Department of Pharmaceutical Technology, University of Regensburg, Universitätsstr. 31, 93053 Regensburg, Germany.
Small. 2012 Nov 5;8(21):3368-75. doi: 10.1002/smll.201200733. Epub 2012 Aug 8.
Renal nanoparticle passage opens the door for targeting new cells like podocytes, which constitute the exterior part of the renal filter. When cyclo(RGDfC)-modified Qdots are tested on isolated primary podocytes for selective binding to the αvβ3 integrin receptor a highly cell- and receptor-specific binding can be observed. In displacement experiments with free cyclo(RGDfC) IC(50) values of 150 nM for αvβ3 integrin over-expressing U87-MG cells and 60 nM for podocytes are measured. Confocal microscopy shows a cellular Qdot uptake into vesicle-like structures. Our ex vivo study gives clear evidence that, after renal filtration, nanoparticles can be targeted to podocyte integrin receptors in the future. This could be a highly promising approach for future therapy and diagnostics of podocyte-associated diseases.
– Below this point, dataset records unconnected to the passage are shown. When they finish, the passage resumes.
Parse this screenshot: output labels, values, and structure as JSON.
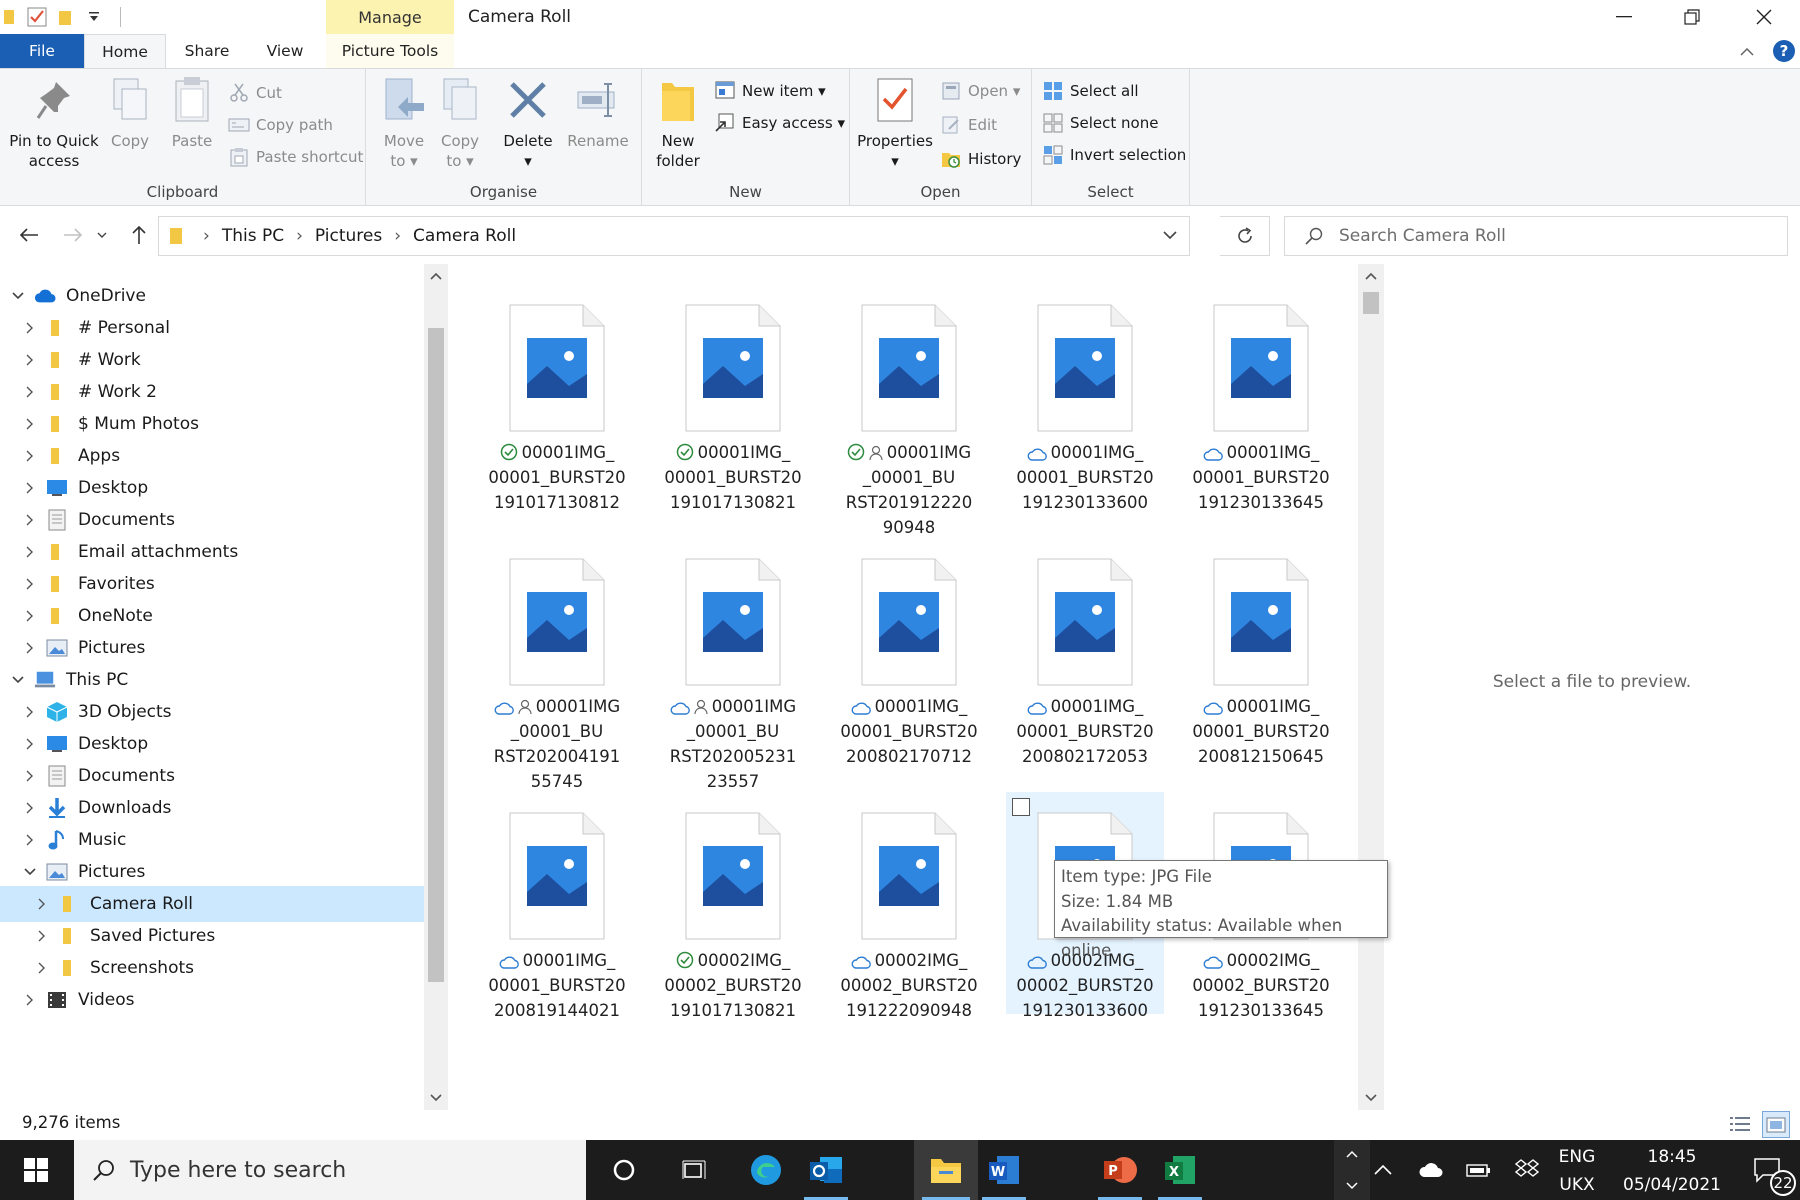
{
  "window": {
    "title": "Camera Roll",
    "context_tab": "Manage"
  },
  "tabs": {
    "file": "File",
    "home": "Home",
    "share": "Share",
    "view": "View",
    "picture_tools": "Picture Tools"
  },
  "ribbon": {
    "clipboard": {
      "label": "Clipboard",
      "pin_line1": "Pin to Quick",
      "pin_line2": "access",
      "copy": "Copy",
      "paste": "Paste",
      "cut": "Cut",
      "copy_path": "Copy path",
      "paste_shortcut": "Paste shortcut"
    },
    "organise": {
      "label": "Organise",
      "move_line1": "Move",
      "move_line2": "to",
      "copy_line1": "Copy",
      "copy_line2": "to",
      "delete": "Delete",
      "rename": "Rename"
    },
    "new": {
      "label": "New",
      "folder_line1": "New",
      "folder_line2": "folder",
      "new_item": "New item",
      "easy_access": "Easy access"
    },
    "open": {
      "label": "Open",
      "properties": "Properties",
      "open": "Open",
      "edit": "Edit",
      "history": "History"
    },
    "select": {
      "label": "Select",
      "select_all": "Select all",
      "select_none": "Select none",
      "invert": "Invert selection"
    }
  },
  "address": {
    "crumbs": [
      "This PC",
      "Pictures",
      "Camera Roll"
    ],
    "search_placeholder": "Search Camera Roll"
  },
  "sidebar": {
    "items": [
      {
        "label": "OneDrive"
      },
      {
        "label": "# Personal"
      },
      {
        "label": "# Work"
      },
      {
        "label": "# Work 2"
      },
      {
        "label": "$ Mum Photos"
      },
      {
        "label": "Apps"
      },
      {
        "label": "Desktop"
      },
      {
        "label": "Documents"
      },
      {
        "label": "Email attachments"
      },
      {
        "label": "Favorites"
      },
      {
        "label": "OneNote"
      },
      {
        "label": "Pictures"
      },
      {
        "label": "This PC"
      },
      {
        "label": "3D Objects"
      },
      {
        "label": "Desktop"
      },
      {
        "label": "Documents"
      },
      {
        "label": "Downloads"
      },
      {
        "label": "Music"
      },
      {
        "label": "Pictures"
      },
      {
        "label": "Camera Roll"
      },
      {
        "label": "Saved Pictures"
      },
      {
        "label": "Screenshots"
      },
      {
        "label": "Videos"
      }
    ]
  },
  "files": [
    {
      "name": "00001IMG_00001_BURST20191017130812",
      "status": "synced"
    },
    {
      "name": "00001IMG_00001_BURST20191017130821",
      "status": "synced"
    },
    {
      "name": "00001IMG_00001_BURST20191222090948",
      "status": "synced-shared"
    },
    {
      "name": "00001IMG_00001_BURST20191230133600",
      "status": "cloud"
    },
    {
      "name": "00001IMG_00001_BURST20191230133645",
      "status": "cloud"
    },
    {
      "name": "00001IMG_00001_BURST20200419155745",
      "status": "cloud-shared"
    },
    {
      "name": "00001IMG_00001_BURST20200523123557",
      "status": "cloud-shared"
    },
    {
      "name": "00001IMG_00001_BURST20200802170712",
      "status": "cloud"
    },
    {
      "name": "00001IMG_00001_BURST20200802172053",
      "status": "cloud"
    },
    {
      "name": "00001IMG_00001_BURST20200812150645",
      "status": "cloud"
    },
    {
      "name": "00001IMG_00001_BURST20200819144021",
      "status": "cloud"
    },
    {
      "name": "00002IMG_00002_BURST20191017130821",
      "status": "synced"
    },
    {
      "name": "00002IMG_00002_BURST20191222090948",
      "status": "cloud"
    },
    {
      "name": "00002IMG_00002_BURST20191230133600",
      "status": "cloud"
    },
    {
      "name": "00002IMG_00002_BURST20191230133645",
      "status": "cloud"
    }
  ],
  "preview_text": "Select a file to preview.",
  "tooltip": {
    "line1": "Item type: JPG File",
    "line2": "Size: 1.84 MB",
    "line3": "Availability status: Available when online"
  },
  "status": {
    "item_count": "9,276 items"
  },
  "taskbar": {
    "search_placeholder": "Type here to search",
    "lang1": "ENG",
    "lang2": "UKX",
    "time": "18:45",
    "date": "05/04/2021",
    "notifications": "22"
  },
  "colors": {
    "file_tab": "#1a5fb4",
    "manage_tab": "#fcf3b1",
    "selection": "#cce8ff",
    "hover": "#e5f3ff",
    "taskbar": "#1c1c1c"
  }
}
肾脏纳米颗粒通道为靶向新的细胞(如足细胞)打开了大门,足细胞构成了肾脏滤器的外部部分。当用环(RGDfC)修饰的 Qdot 对分离的原代足细胞进行测试以选择性结合 αvβ3 整联蛋白受体时,可以观察到高度细胞和受体特异性结合。在使用游离环(RGDfC)的置换实验中,U87-MG 细胞中 αvβ3 整联蛋白的 IC50 值为 150 nM,而足细胞的 IC50 值为 60 nM。共焦显微镜显示细胞内 Qdot 被摄取到囊泡样结构中。我们的离体研究清楚地表明,在肾脏过滤后,未来可以将纳米颗粒靶向到足细胞整联蛋白受体。这可能是未来治疗和诊断与足细胞相关疾病的一种很有前途的方法。